I took it into the local mechanic today and he pressure tested and could not find any leaks, then he refilled it and checked again and couldn't find any leaks, or any sign of previous leaks. I'll be picking the car up and keeping an eye on it, but I expect that in the next day or two the coolant will be gone again.

Does anyone have any ideas of what I or the mechanic should look into next? Thanks!


----------



## rogoman (Dec 16, 2004)

You may have a blown head gasket. Do a compression test on all cylinders. While performing the compression test, remove the coolant fill cap and make sure the coolant is filled to the neck of the fill tube; this way you may see small bubbles which would be an indicator of a possible blown head gasket.


----------



## pibboater (Nov 20, 2012)

Thanks for the quick reply rogoman! I will mention the compression test to the mechanic when I pick it up tomorrow morning. If it is a blown head gasket.. that sounds expensive. Any idea of a ballpark cost to have a shop repair that?

Also, forgot to mention a couple other things -- the mechanic said he did not see any exhaust smoke, and did not see any coolant in the oil.


----------



## chuckster57 (Oct 2, 2012)

There is also a test for combustion gases in the coolant. Kit from Auto Zone is like $15.00. Instructions included, and if the head gasket is bad, repair costs will depend on where you go (dealer or independent shop), labor rates, and possible machine work.


----------



## pibboater (Nov 20, 2012)

Thank you for the suggestion chuckster57! I'll pick up that combustion test as soon as I can.


----------



## Outkast (Jan 29, 2006)

IACV gasket, coolant leaks past the bad seal onto the electric motor causing the computer to short out. Do a leakdown test on the cylinders and if they are good pull the throttle body off and replace the IACV gasket even if it hasn't blown. There isn't a 99-01 maxima that comes in with high mileage that I don't try to sell that gasket to as a precaution.


----------



## smj999smj (Jan 1, 2006)

For price estimates, try this site:

RepairPrice Estimator - Get an Estimate for a Service or Repair on Your Car


----------



## faisalmakki (Nov 26, 2012)

Replace the radiator cap. 

I did experience a similar problem. No leaks with coolent disappearing. 

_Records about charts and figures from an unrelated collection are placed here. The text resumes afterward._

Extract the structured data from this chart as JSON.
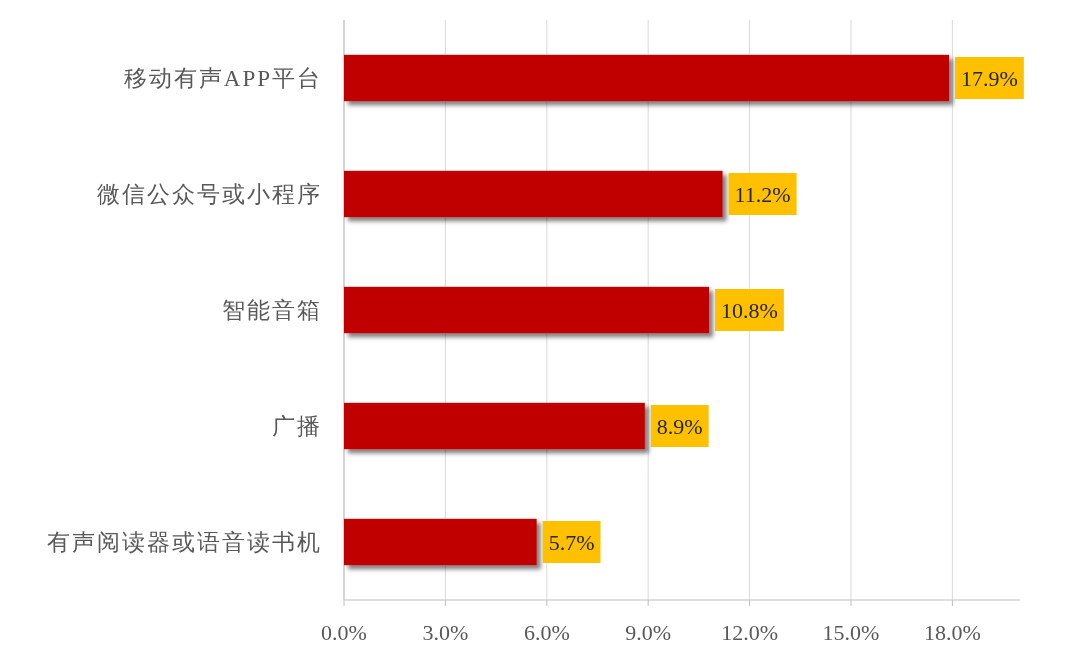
{
  "chart_data": {
    "type": "bar",
    "orientation": "horizontal",
    "categories": [
      "移动有声APP平台",
      "微信公众号或小程序",
      "智能音箱",
      "广播",
      "有声阅读器或语音读书机"
    ],
    "values": [
      17.9,
      11.2,
      10.8,
      8.9,
      5.7
    ],
    "color": "#c00000",
    "value_labels": [
      "17.9%",
      "11.2%",
      "10.8%",
      "8.9%",
      "5.7%"
    ],
    "xlim": [
      0,
      20
    ],
    "xticks": [
      {
        "value": 0,
        "label": "0.0%"
      },
      {
        "value": 3,
        "label": "3.0%"
      },
      {
        "value": 6,
        "label": "6.0%"
      },
      {
        "value": 9,
        "label": "9.0%"
      },
      {
        "value": 12,
        "label": "12.0%"
      },
      {
        "value": 15,
        "label": "15.0%"
      },
      {
        "value": 18,
        "label": "18.0%"
      }
    ],
    "grid": "x"
  }
}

Also check the water pump when you start the car. check when your car has been driven for a while. Check you car a couple of time during the drive. 

The pressure test will not work with radiator cap.


----------



## pibboater (Nov 20, 2012)

@faisalmakki, thank you for the suggestion. A new cap is an inexpensive enough thing to try, so I'll pick one up on my way home. How do you go about checking the water pump -- is it visible under the hood, and you just look for dripping, or something else?

@Outkast, thank you for the suggestion -- I'll mention the IACV gasket when I take it back in.

@smj999smj, that's a neat site, and great for answering my question about a ballpark figure for the repair! Man a head gasket replacement would be expensive.. But since it doesn't run rough, the oil was clean, and there's no smoke, I'm really hoping that's not it. I still need to do the combustion in the coolant test too.


----------



## Outkast (Jan 29, 2006)

The water pump weep hole is hidden but if you see coolant residue in the A/C compressor then you have a leaking waterpump.


----------